An analytical and experimental investigation into overall dissipation of flexural mode in a periodically damped beam

Abstract

This study presents an innovative analytical model to estimate the overall energy dissipation in damped Euler–Bernoulli beams with uniform and non-uniform (stepped) cross-sections. The novelty lies in proposing a closed-form expression for an envelope function that closely matches the energy dissipation profile obtained from the time-domain response. Importantly, the study unveils a non-intuitive finding, which states that the rate of energy decay predominantly depends on the configuration (orientation) of the stepped beam.

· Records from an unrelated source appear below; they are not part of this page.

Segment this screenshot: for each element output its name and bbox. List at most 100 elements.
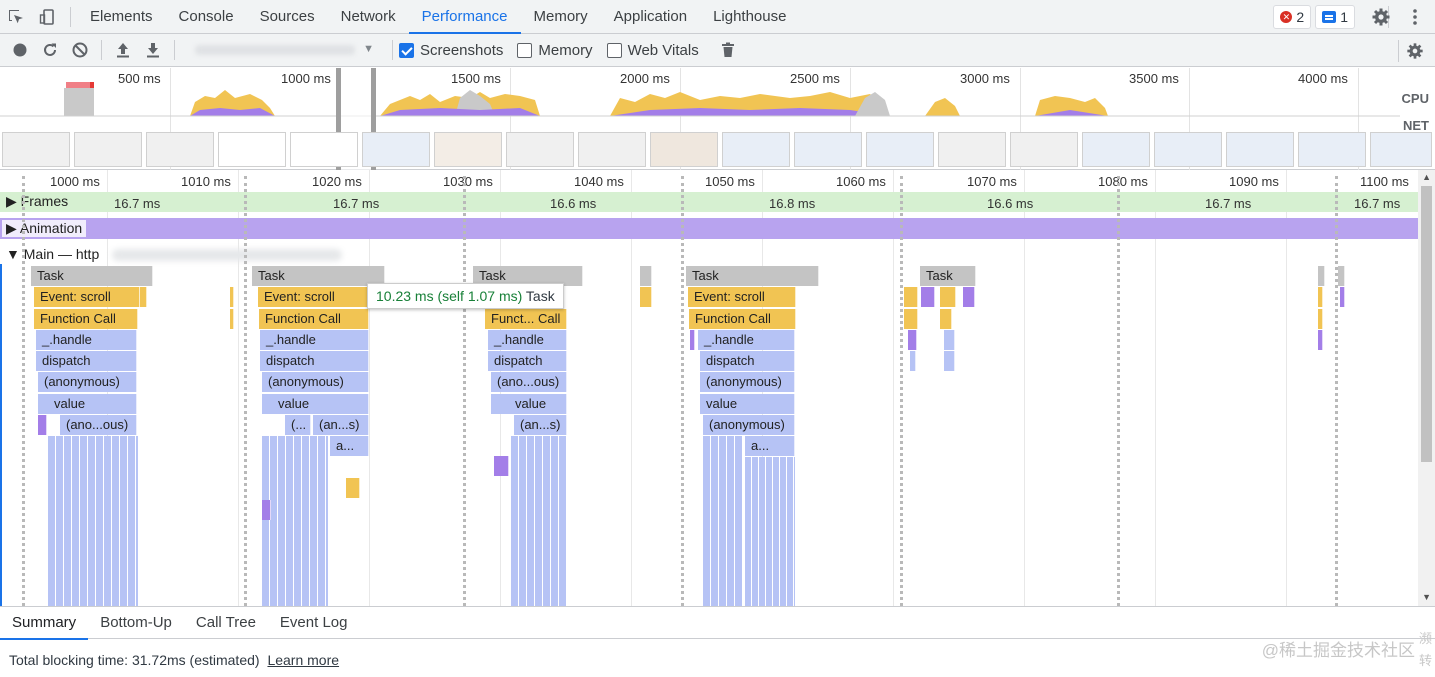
- anonymous-block[interactable]: (...: [285, 415, 311, 435]
- scroll-down-arrow-icon[interactable]: ▼: [1422, 592, 1431, 602]
- checkbox-unchecked-icon[interactable]: [606, 42, 622, 58]
- screenshots-checkbox[interactable]: Screenshots: [399, 42, 503, 59]
- function-call-block[interactable]: Function Call: [34, 309, 138, 329]
- save-profile-icon[interactable]: [138, 35, 168, 65]
- purple-block[interactable]: [963, 287, 975, 307]
- blue-block[interactable]: [944, 351, 955, 371]
- screenshot-thumbnail[interactable]: [938, 132, 1006, 167]
- purple-block[interactable]: [921, 287, 935, 307]
- event-scroll-block[interactable]: Event: scroll: [688, 287, 796, 307]
- yellow-block[interactable]: [140, 287, 147, 307]
- value-block[interactable]: value: [38, 394, 137, 414]
- event-scroll-block[interactable]: Event: scroll: [258, 287, 368, 307]
- screenshot-thumbnail[interactable]: [362, 132, 430, 167]
- reload-record-icon[interactable]: [35, 35, 65, 65]
- task-block-small[interactable]: [1338, 266, 1345, 286]
- function-call-block[interactable]: Function Call: [259, 309, 369, 329]
- event-scroll-block[interactable]: Event: scroll: [34, 287, 140, 307]
- tab-memory[interactable]: Memory: [521, 0, 601, 33]
- purple-block[interactable]: [690, 330, 695, 350]
- yellow-block[interactable]: [1318, 287, 1323, 307]
- screenshot-thumbnail[interactable]: [434, 132, 502, 167]
- anonymous-block[interactable]: (anonymous): [262, 372, 369, 392]
- main-track-label[interactable]: ▼ Main — http: [2, 246, 103, 262]
- screenshot-thumbnail[interactable]: [1010, 132, 1078, 167]
- tab-elements[interactable]: Elements: [77, 0, 166, 33]
- purple-block[interactable]: [262, 500, 271, 520]
- message-count-badge[interactable]: 1: [1315, 5, 1355, 29]
- inspect-element-icon[interactable]: [0, 0, 32, 33]
- screenshot-thumbnail[interactable]: [1154, 132, 1222, 167]
- load-profile-icon[interactable]: [108, 35, 138, 65]
- dispatch-block[interactable]: dispatch: [260, 351, 369, 371]
- function-call-block[interactable]: Function Call: [689, 309, 796, 329]
- nested-call-blocks[interactable]: [745, 457, 795, 606]
- dispatch-block[interactable]: dispatch: [36, 351, 137, 371]
- tab-call-tree[interactable]: Call Tree: [184, 607, 268, 639]
- anonymous-block[interactable]: (anonymous): [703, 415, 795, 435]
- yellow-block[interactable]: [230, 309, 234, 329]
- screenshot-thumbnail[interactable]: [506, 132, 574, 167]
- learn-more-link[interactable]: Learn more: [267, 652, 339, 668]
- scrollbar-thumb[interactable]: [1421, 186, 1432, 462]
- flame-scrollbar[interactable]: ▲ ▼: [1418, 170, 1435, 606]
- scroll-up-arrow-icon[interactable]: ▲: [1422, 172, 1431, 182]
- animation-track[interactable]: ▶ Animation: [0, 218, 1418, 239]
- dispatch-block[interactable]: dispatch: [488, 351, 567, 371]
- purple-block[interactable]: [38, 415, 47, 435]
- purple-block[interactable]: [1340, 287, 1345, 307]
- memory-checkbox[interactable]: Memory: [517, 42, 593, 59]
- purple-block[interactable]: [908, 330, 917, 350]
- function-call-block[interactable]: Funct... Call: [485, 309, 567, 329]
- handle-block[interactable]: _.handle: [36, 330, 137, 350]
- yellow-block[interactable]: [940, 287, 956, 307]
- blue-block[interactable]: [910, 351, 916, 371]
- animation-track-label[interactable]: ▶ Animation: [2, 220, 87, 237]
- screenshot-thumbnail[interactable]: [74, 132, 142, 167]
- nested-call-blocks[interactable]: [703, 436, 743, 606]
- screenshot-thumbnail[interactable]: [794, 132, 862, 167]
- capture-settings-gear-icon[interactable]: [1400, 36, 1430, 66]
- clear-icon[interactable]: [65, 35, 95, 65]
- screenshot-thumbnail[interactable]: [650, 132, 718, 167]
- profile-select[interactable]: ▼: [191, 39, 376, 61]
- tab-summary[interactable]: Summary: [0, 607, 89, 640]
- yellow-block[interactable]: [904, 309, 918, 329]
- screenshot-thumbnail[interactable]: [1298, 132, 1366, 167]
- record-icon[interactable]: [5, 35, 35, 65]
- nested-call-blocks[interactable]: [511, 436, 567, 606]
- handle-block[interactable]: _.handle: [260, 330, 369, 350]
- tab-lighthouse[interactable]: Lighthouse: [700, 0, 799, 33]
- screenshot-thumbnail[interactable]: [722, 132, 790, 167]
- value-block[interactable]: value: [491, 394, 567, 414]
- anonymous-block[interactable]: (an...s): [514, 415, 567, 435]
- anonymous-block[interactable]: a...: [330, 436, 369, 456]
- error-count-badge[interactable]: ✕ 2: [1273, 5, 1312, 29]
- yellow-block[interactable]: [1318, 309, 1323, 329]
- screenshot-thumbnail[interactable]: [866, 132, 934, 167]
- task-block[interactable]: Task: [686, 266, 819, 286]
- anonymous-block[interactable]: (ano...ous): [60, 415, 137, 435]
- anonymous-block[interactable]: (anonymous): [700, 372, 795, 392]
- anonymous-block[interactable]: (an...s): [313, 415, 369, 435]
- screenshot-thumbnail[interactable]: [1082, 132, 1150, 167]
- task-block-small[interactable]: [640, 266, 652, 286]
- device-toolbar-icon[interactable]: [32, 0, 64, 33]
- anonymous-block[interactable]: (anonymous): [38, 372, 137, 392]
- more-options-icon[interactable]: [1399, 0, 1431, 33]
- tab-application[interactable]: Application: [601, 0, 700, 33]
- task-block[interactable]: Task: [252, 266, 385, 286]
- nested-call-blocks[interactable]: [48, 436, 138, 606]
- screenshot-thumbnail[interactable]: [2, 132, 70, 167]
- handle-block[interactable]: _.handle: [488, 330, 567, 350]
- flame-chart[interactable]: 1000 ms 1010 ms 1020 ms 1030 ms 1040 ms …: [0, 170, 1435, 606]
- blue-block[interactable]: [944, 330, 955, 350]
- yellow-block[interactable]: [940, 309, 952, 329]
- main-track-header[interactable]: ▼ Main — http: [0, 246, 1418, 264]
- yellow-block[interactable]: [904, 287, 918, 307]
- screenshot-thumbnail[interactable]: [1226, 132, 1294, 167]
- handle-block[interactable]: _.handle: [698, 330, 795, 350]
- tab-event-log[interactable]: Event Log: [268, 607, 360, 639]
- frames-track[interactable]: 16.7 ms 16.7 ms 16.6 ms 16.8 ms 16.6 ms …: [0, 192, 1418, 212]
- anonymous-block[interactable]: (ano...ous): [491, 372, 567, 392]
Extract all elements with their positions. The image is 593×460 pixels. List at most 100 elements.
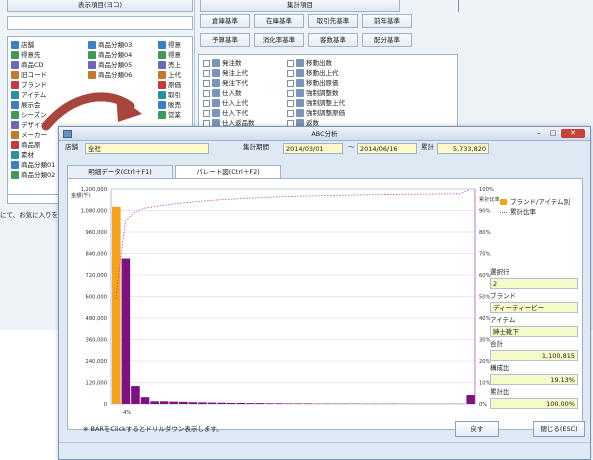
- checkbox-icon[interactable]: [203, 59, 210, 67]
- checkbox-item[interactable]: 発注数: [203, 59, 242, 67]
- field-icon: [11, 51, 19, 59]
- bar-4[interactable]: [150, 401, 159, 404]
- filter-input[interactable]: [7, 16, 193, 30]
- checkbox-item[interactable]: 発注下代: [203, 79, 248, 87]
- tab-row1-1[interactable]: 在庫基準: [254, 14, 304, 28]
- bar-2[interactable]: [131, 386, 140, 404]
- list-item[interactable]: 素材: [11, 151, 34, 159]
- list-item[interactable]: 商品CD: [11, 61, 44, 69]
- checkbox-item[interactable]: 強制調整原価: [287, 109, 345, 117]
- checkbox-item[interactable]: 仕入数: [203, 89, 242, 97]
- bar-6[interactable]: [169, 401, 179, 404]
- list-item[interactable]: 展示会: [11, 101, 41, 109]
- list-item[interactable]: 商品分類04: [88, 51, 132, 59]
- period-from-field[interactable]: 2014/03/01: [283, 143, 343, 154]
- tab-row1-3[interactable]: 前年基準: [362, 14, 412, 28]
- checkbox-item[interactable]: 移動出上代: [287, 69, 339, 77]
- list-item[interactable]: 得意先: [11, 51, 41, 59]
- checkbox-icon[interactable]: [287, 59, 294, 67]
- bar-17[interactable]: [274, 403, 284, 404]
- checkbox-item[interactable]: 強制調整数: [287, 89, 339, 97]
- checkbox-icon[interactable]: [203, 69, 210, 77]
- checkbox-icon[interactable]: [203, 89, 210, 97]
- list-item[interactable]: 商品分類03: [88, 41, 132, 49]
- checkbox-icon[interactable]: [203, 109, 210, 117]
- bar-5[interactable]: [159, 401, 169, 404]
- list-item[interactable]: 商品分類06: [88, 71, 132, 79]
- checkbox-icon[interactable]: [287, 89, 294, 97]
- checkbox-icon[interactable]: [287, 99, 294, 107]
- list-item[interactable]: 販売: [158, 101, 181, 109]
- window-title: ABC分析: [311, 130, 338, 138]
- list-scrollbar[interactable]: [7, 194, 65, 204]
- bar-3[interactable]: [140, 397, 150, 404]
- bar-15[interactable]: [255, 403, 265, 404]
- y-tick-label: 840,000: [86, 252, 107, 258]
- list-item[interactable]: 旧コード: [11, 71, 47, 79]
- bar-9[interactable]: [198, 402, 207, 404]
- checkbox-item[interactable]: 移動出数: [287, 59, 332, 67]
- list-item[interactable]: 売上: [158, 61, 181, 69]
- bar-19[interactable]: [294, 403, 303, 404]
- list-item[interactable]: 取引: [158, 91, 181, 99]
- list-item[interactable]: 得意: [158, 41, 181, 49]
- tab-row2-1[interactable]: 消化率基準: [254, 33, 304, 47]
- bar-1[interactable]: [121, 258, 131, 404]
- period-to-field[interactable]: 2014/06/16: [357, 143, 417, 154]
- store-field[interactable]: 全社: [85, 143, 209, 154]
- maximize-icon[interactable]: □: [547, 129, 559, 138]
- checkbox-item[interactable]: 仕入上代: [203, 99, 248, 107]
- tab-pareto-chart[interactable]: パレート図(Ctrl＋F2): [175, 165, 281, 178]
- list-item[interactable]: 商品原: [11, 141, 41, 149]
- bar-8[interactable]: [188, 402, 198, 404]
- bar-13[interactable]: [236, 402, 246, 404]
- table-icon: [212, 79, 220, 87]
- tab-row1-0[interactable]: 倉庫基準: [200, 14, 250, 28]
- checkbox-icon[interactable]: [287, 79, 294, 87]
- bar-37[interactable]: [466, 395, 475, 404]
- measure-icon: [158, 71, 166, 79]
- aggregate-checklist[interactable]: 発注数 発注上代 発注下代 仕入数 仕入上代 仕入下代 仕入返品数 移動出数 移動出上代 移動出原…: [198, 54, 458, 128]
- list-item[interactable]: 商品分類01: [11, 161, 55, 169]
- back-button[interactable]: 戻す: [455, 421, 499, 437]
- list-item[interactable]: 得意: [158, 51, 181, 59]
- list-item[interactable]: 商品分類02: [11, 171, 55, 179]
- checkbox-item[interactable]: 発注上代: [203, 69, 248, 77]
- list-item-label: 旧コード: [21, 70, 47, 79]
- bar-7[interactable]: [179, 401, 188, 404]
- close-button[interactable]: 閉じる(ESC): [533, 421, 585, 437]
- list-item[interactable]: 原価: [158, 81, 181, 89]
- sum-label: 合計: [490, 340, 503, 348]
- list-item[interactable]: 営業: [158, 111, 181, 119]
- bar-20[interactable]: [303, 403, 313, 404]
- list-item[interactable]: 上代: [158, 71, 181, 79]
- period-label: 集計期間: [243, 143, 269, 151]
- bar-18[interactable]: [284, 403, 293, 404]
- bar-12[interactable]: [226, 402, 236, 404]
- checkbox-icon[interactable]: [203, 99, 210, 107]
- minimize-icon[interactable]: –: [533, 129, 545, 138]
- list-item[interactable]: 商品分類05: [88, 61, 132, 69]
- close-icon[interactable]: ✕: [561, 129, 585, 138]
- bar-11[interactable]: [217, 402, 226, 404]
- bar-10[interactable]: [207, 402, 217, 404]
- checkbox-item[interactable]: 強制調整上代: [287, 99, 345, 107]
- tab-row2-0[interactable]: 予算基準: [200, 33, 250, 47]
- bar-0[interactable]: [112, 206, 121, 404]
- checkbox-item[interactable]: 仕入下代: [203, 109, 248, 117]
- tab-detail-data[interactable]: 明細データ(Ctrl＋F1): [67, 165, 173, 178]
- pareto-chart-panel: 1,200,000 100% 1,080,000 90% 960,000 80% 840,0…: [67, 178, 583, 430]
- tab-row2-3[interactable]: 配分基準: [362, 33, 412, 47]
- list-item[interactable]: 店舗: [11, 41, 34, 49]
- checkbox-icon[interactable]: [287, 109, 294, 117]
- checkbox-icon[interactable]: [287, 69, 294, 77]
- checkbox-item[interactable]: 移動出原価: [287, 79, 339, 87]
- checkbox-icon[interactable]: [203, 79, 210, 87]
- tab-row2-2[interactable]: 客数基準: [308, 33, 358, 47]
- bar-14[interactable]: [246, 403, 255, 404]
- y2-tick-label: 40%: [479, 316, 491, 322]
- bar-16[interactable]: [265, 403, 274, 404]
- title-bar[interactable]: ABC分析 – □ ✕: [59, 127, 590, 141]
- tab-row1-2[interactable]: 取引先基準: [308, 14, 358, 28]
- checkbox-label: 強制調整原価: [306, 108, 345, 117]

Both strain rate-dependent viscous damping and velocity-dependent viscous damping components are considered in the governing equations. An analytical formulation is developed to obtain the wave-number-dependent damped frequencies and damping ratios using the free-wave approach. The coefficient of energy decay, governing the envelope function, is expressed in terms of the damping ratios, natural frequencies, mode participation factors, and the ratio of flexural rigidities. Moreover, this study presents the experimental validation of the analytical formulation by estimating the settling times from free vibration tests on 3D-printed stepped beams with different configurations and further quantifies the damping coefficients of the stepped beam by applying the nonlinear least squares method to fit the peaks in the experimentally acquired acceleration response. The close agreement between analytical and experimental results establishes the accuracy and applicability of the proposed model for transient vibration mitigation.